Like many before me have said, and likely many after: having a child was a lifechanging moment for me. Among many of my realizations at the time, I also came to the profound conclusion that being a working mother was hard. Very hard. But it was also doable. With the right resources and support, of course. I began mentoring to make sure that other women had a role model and the ability to speak with someone frankly when they were thinking of starting a family.
With that, I began to mentor women in my practice: Health and Life Sciences. I mentor around 30 people now, even those who have left the firm. Because the focus is on the individual, it ends up transcending work. That is how you truly support and help someone achieve their full potential.
So, the most important advice I have given my mentees is: advocate for yourself. And learn to be comfortable doing so. As people change and grow based on this advice, it also helps shape a more inclusive and equal world.
Senior Consultant, Berlin
In 2019, the Berlin office started an initiative called the WOW Council—a safe space where all women in the office can discuss issues that impact our daily lives, be it work-related or private. While this isn’t the “classic” one-on-one mentoring program, this collective approach had an incredibly positive impact on me. I have access to a well-trusted support network comprised of many different women who understand my work and my experiences. It makes me feel not alone in the situations I face.

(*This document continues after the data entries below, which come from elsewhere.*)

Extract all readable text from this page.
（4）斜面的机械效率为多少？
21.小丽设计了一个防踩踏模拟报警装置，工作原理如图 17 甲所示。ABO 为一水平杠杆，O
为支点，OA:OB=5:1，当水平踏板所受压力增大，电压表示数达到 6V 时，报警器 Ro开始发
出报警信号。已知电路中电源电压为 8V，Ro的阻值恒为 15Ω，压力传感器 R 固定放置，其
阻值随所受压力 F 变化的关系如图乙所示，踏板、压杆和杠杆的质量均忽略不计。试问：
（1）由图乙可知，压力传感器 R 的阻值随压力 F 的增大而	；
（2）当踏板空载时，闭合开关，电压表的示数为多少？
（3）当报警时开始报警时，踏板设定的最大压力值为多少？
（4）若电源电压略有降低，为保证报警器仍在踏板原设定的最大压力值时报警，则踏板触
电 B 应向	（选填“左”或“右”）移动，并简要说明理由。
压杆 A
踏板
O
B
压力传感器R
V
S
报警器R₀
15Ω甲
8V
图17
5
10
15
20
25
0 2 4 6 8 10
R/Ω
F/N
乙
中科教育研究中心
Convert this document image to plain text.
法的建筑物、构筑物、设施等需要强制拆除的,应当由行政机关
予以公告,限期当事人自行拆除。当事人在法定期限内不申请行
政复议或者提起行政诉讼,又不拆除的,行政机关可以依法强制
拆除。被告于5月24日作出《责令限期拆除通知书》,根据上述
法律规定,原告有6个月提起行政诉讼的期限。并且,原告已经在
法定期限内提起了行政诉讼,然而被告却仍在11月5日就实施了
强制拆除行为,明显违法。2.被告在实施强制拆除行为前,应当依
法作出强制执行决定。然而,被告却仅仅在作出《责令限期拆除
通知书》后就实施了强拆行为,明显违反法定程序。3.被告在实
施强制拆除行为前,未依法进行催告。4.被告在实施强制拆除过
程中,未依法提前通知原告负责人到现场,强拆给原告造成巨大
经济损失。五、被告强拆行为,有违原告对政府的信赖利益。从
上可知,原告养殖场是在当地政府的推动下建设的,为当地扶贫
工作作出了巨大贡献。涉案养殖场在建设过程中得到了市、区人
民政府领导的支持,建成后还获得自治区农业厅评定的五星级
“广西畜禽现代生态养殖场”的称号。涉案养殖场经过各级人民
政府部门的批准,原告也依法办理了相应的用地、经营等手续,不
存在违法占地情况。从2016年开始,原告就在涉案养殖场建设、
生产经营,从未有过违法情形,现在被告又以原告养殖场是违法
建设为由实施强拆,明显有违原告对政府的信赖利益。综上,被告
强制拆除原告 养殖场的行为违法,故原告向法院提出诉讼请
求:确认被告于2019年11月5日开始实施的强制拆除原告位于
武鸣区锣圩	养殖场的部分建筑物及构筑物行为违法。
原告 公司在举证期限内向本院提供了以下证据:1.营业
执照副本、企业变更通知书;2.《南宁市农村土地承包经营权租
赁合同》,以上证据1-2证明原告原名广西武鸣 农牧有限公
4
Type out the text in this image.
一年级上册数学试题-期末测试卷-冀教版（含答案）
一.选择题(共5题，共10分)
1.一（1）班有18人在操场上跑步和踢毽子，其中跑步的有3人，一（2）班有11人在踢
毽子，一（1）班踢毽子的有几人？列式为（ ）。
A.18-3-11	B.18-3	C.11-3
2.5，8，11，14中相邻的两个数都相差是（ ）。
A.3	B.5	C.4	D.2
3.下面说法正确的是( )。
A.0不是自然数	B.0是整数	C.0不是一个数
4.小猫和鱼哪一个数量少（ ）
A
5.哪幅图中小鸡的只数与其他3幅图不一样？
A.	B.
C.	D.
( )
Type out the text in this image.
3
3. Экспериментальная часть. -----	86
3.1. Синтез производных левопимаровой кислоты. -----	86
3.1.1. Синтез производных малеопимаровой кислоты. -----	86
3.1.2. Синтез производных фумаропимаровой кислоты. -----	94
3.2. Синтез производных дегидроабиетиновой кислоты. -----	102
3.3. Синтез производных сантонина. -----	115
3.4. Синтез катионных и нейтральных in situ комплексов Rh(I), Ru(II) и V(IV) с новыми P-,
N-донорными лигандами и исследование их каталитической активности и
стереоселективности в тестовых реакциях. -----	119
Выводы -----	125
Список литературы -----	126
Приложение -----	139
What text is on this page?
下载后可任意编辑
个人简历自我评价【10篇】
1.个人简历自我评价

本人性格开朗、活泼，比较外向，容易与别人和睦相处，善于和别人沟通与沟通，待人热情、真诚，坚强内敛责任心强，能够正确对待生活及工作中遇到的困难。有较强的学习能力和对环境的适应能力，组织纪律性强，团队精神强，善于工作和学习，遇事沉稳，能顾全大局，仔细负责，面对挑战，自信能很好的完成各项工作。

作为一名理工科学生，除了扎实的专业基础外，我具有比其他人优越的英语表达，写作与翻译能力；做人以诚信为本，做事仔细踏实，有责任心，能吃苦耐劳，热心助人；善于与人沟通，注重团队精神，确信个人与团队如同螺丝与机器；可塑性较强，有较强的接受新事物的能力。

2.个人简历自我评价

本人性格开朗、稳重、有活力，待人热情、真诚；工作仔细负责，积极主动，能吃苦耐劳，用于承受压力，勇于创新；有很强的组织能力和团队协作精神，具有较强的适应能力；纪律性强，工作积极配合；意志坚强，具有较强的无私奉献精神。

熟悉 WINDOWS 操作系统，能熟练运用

Being a woman in a man’s world brings a variety of unique challenges. The situations we discussed in the council tackle the full spectrum of these, from how to assert oneself in an environment that rewards behaviors that are stereotypically attributed to men to how to balance the expectations from our families and the job. This “crowdsourcing” allows us to build a community of women who actively empower one another to be the best versions of ourselves.
The WOW council has helped me immensely, especially in situations where my male colleagues could not fully relate to the experiences I had and their impact on me. It also allowed me to reflect situations, behaviors, and incidences, and put them into perspective. Most importantly, however, it allowed me to get actionable ideas and proposals that I can (and did) implement in my everyday life. This has made me a better consultant and colleague, and a more self-confident person overall.
Director, Organizational Effectiveness, London
Moments to mentor and coach come up every day in my role, via interactions with clients, peers, and team members. These interactions provide opportunities for stretch and growth for both parties. Sometimes it’s serendipity and being in the ‘right place at the right time’ to help or be helped, sometimes it’s an ongoing process or coaching skills development.
Mentoring for me is about support and assistance—helping people to think, feel, and build confidence, as they develop professional muscle and skills. It does not mean providing all the answers! It’s helping to clarify the outcomes required, where they’re at in the process, and how to move forward, building from the strengths that are in place, which is hugely empowering.
Like all the brilliant and powerful women at Oliver Wyman, I’m hopefully contributing to the journey in what I do and how I show up every day. We need women across the breadth and depth of business environments. Particularly, we need greater agency at the top with clear pathways to get there when starting out: if you can see it, you can be it.